Phone promotion's opt-out was not clear enough

A text message promotion that promised a phone upgrade was misleading and broke rules demanding recipients be offered an opt-out even though it had one in place. The UK's advertising regulator said the opt-out information was not prominent enough.

The Advertising Standards Authority has ruled that World Networks broke its rules when it sent a message to a paid-for list of telephone numbers promising a phone upgrade.

Service providers must offer recipients the opportunity of opting out of receiving messages. Though World Networks did that, the ASA has ruled that it did not make the process easy enough or advertise it clearly enough to stay within the rules.

"World Networks explained that customers could call the local rate number included in the message to request to be taken off their list," explained the ASA ruling. "They said they provided a web address as the sender ID for the message and explained that customers could contact them via the website at no cost. They thought both methods were acceptable under guidelines provided on the Privacy and Electronic Communications (EC Directive) Regulations 2003."

"We noted World Networks' arguments but considered that the message did not make clear that customers could call the sales number or access the website to opt out," said the ASA ruling. "We noted that the Information Commissioner's Office had produced guidance on the Privacy and Electronic Communications (EC Directive) Regulations that stated marketers should provide a postal or email address or a short code number to which recipients could send an opt-out message. We concluded that the message did not give recipients a clear or simple means of opting out of receiving future messages."

The decision will clarify the situation for marketers who may have thought that any opt-out means was enough to fall within the ASA's Committee of Advertising Practice (CAP) Code, and the Privacy and Electronic Communications Regulations.

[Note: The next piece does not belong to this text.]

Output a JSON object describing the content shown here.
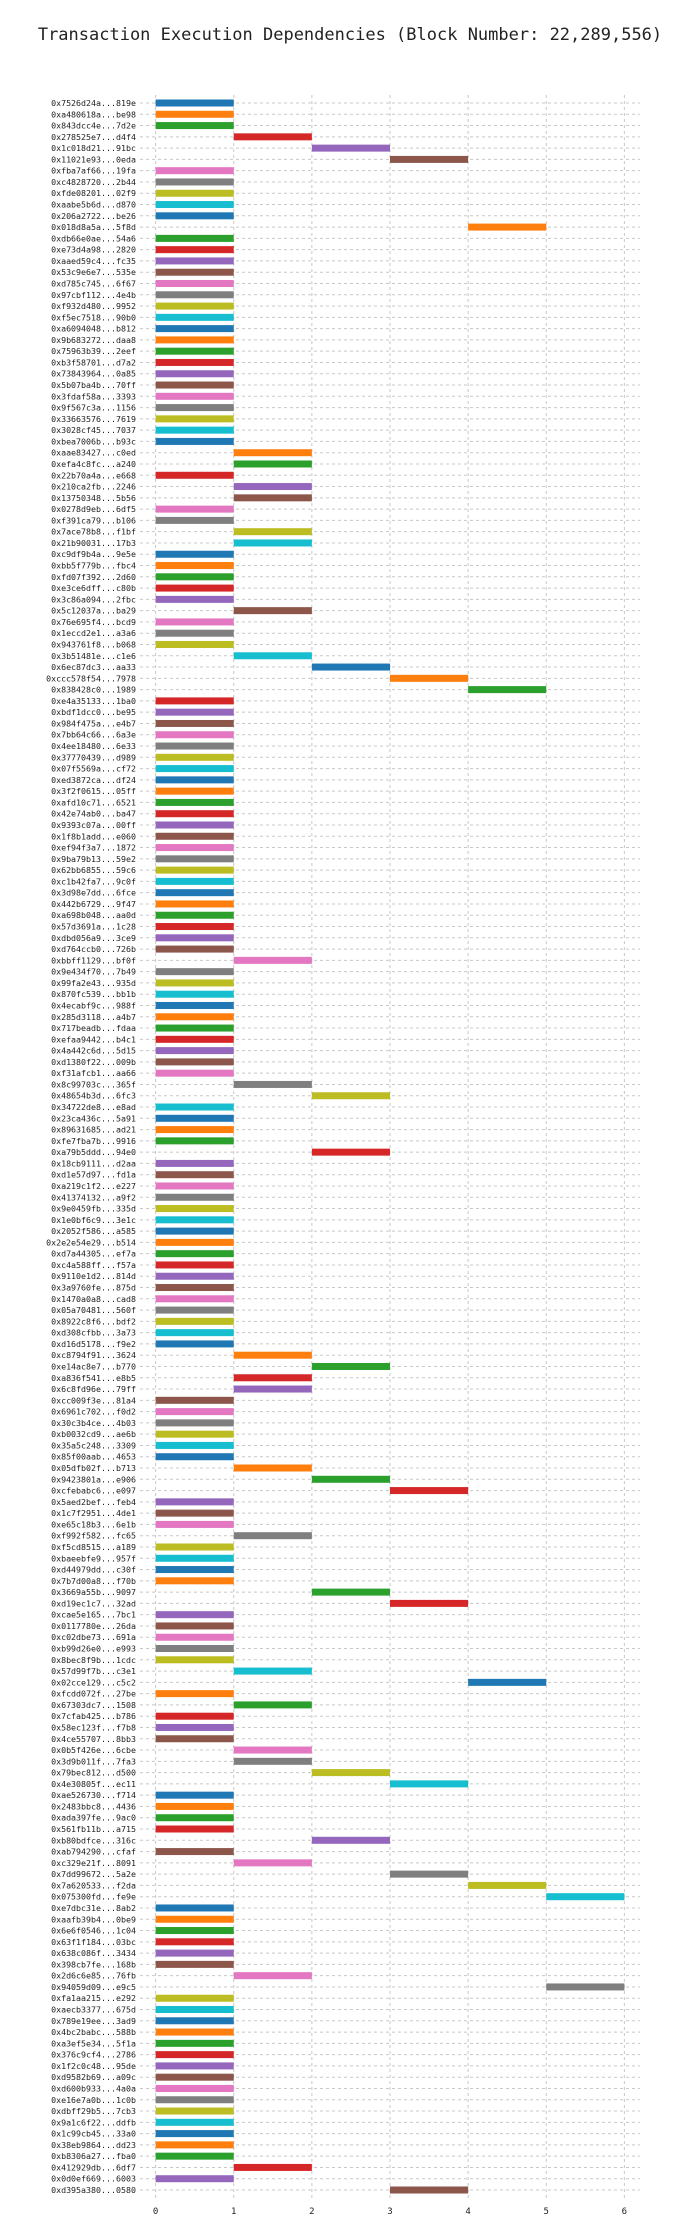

Three people complained about the promotion, which read: "Orange customer, you may now claim your FREE CAMERA PHONE upgrade for your loyalty. Call now on 0207 386 4925. Offer ends 4th Aug. T&C's apply. Opt-out available".

Complaints claimed that the message misleadingly appeared to be from Orange itself, that it misleadingly suggested every recipient was entitled to an upgrade, that it should not have been sent without recipients' consent, and that its opt out options were not clear enough.

The ASA upheld all four claims, and said that World Networks must contact the ASA before it carried out any further advertising.

"We told World Networks to obtain explicit consent from recipients before sending such text messages in future and reminded them that they should provide a clear and simple means for recipients to opt out of receiving future messages," said the ASA. "We asked them to seek guidance from the CAP Copy Advice team before advertising in future."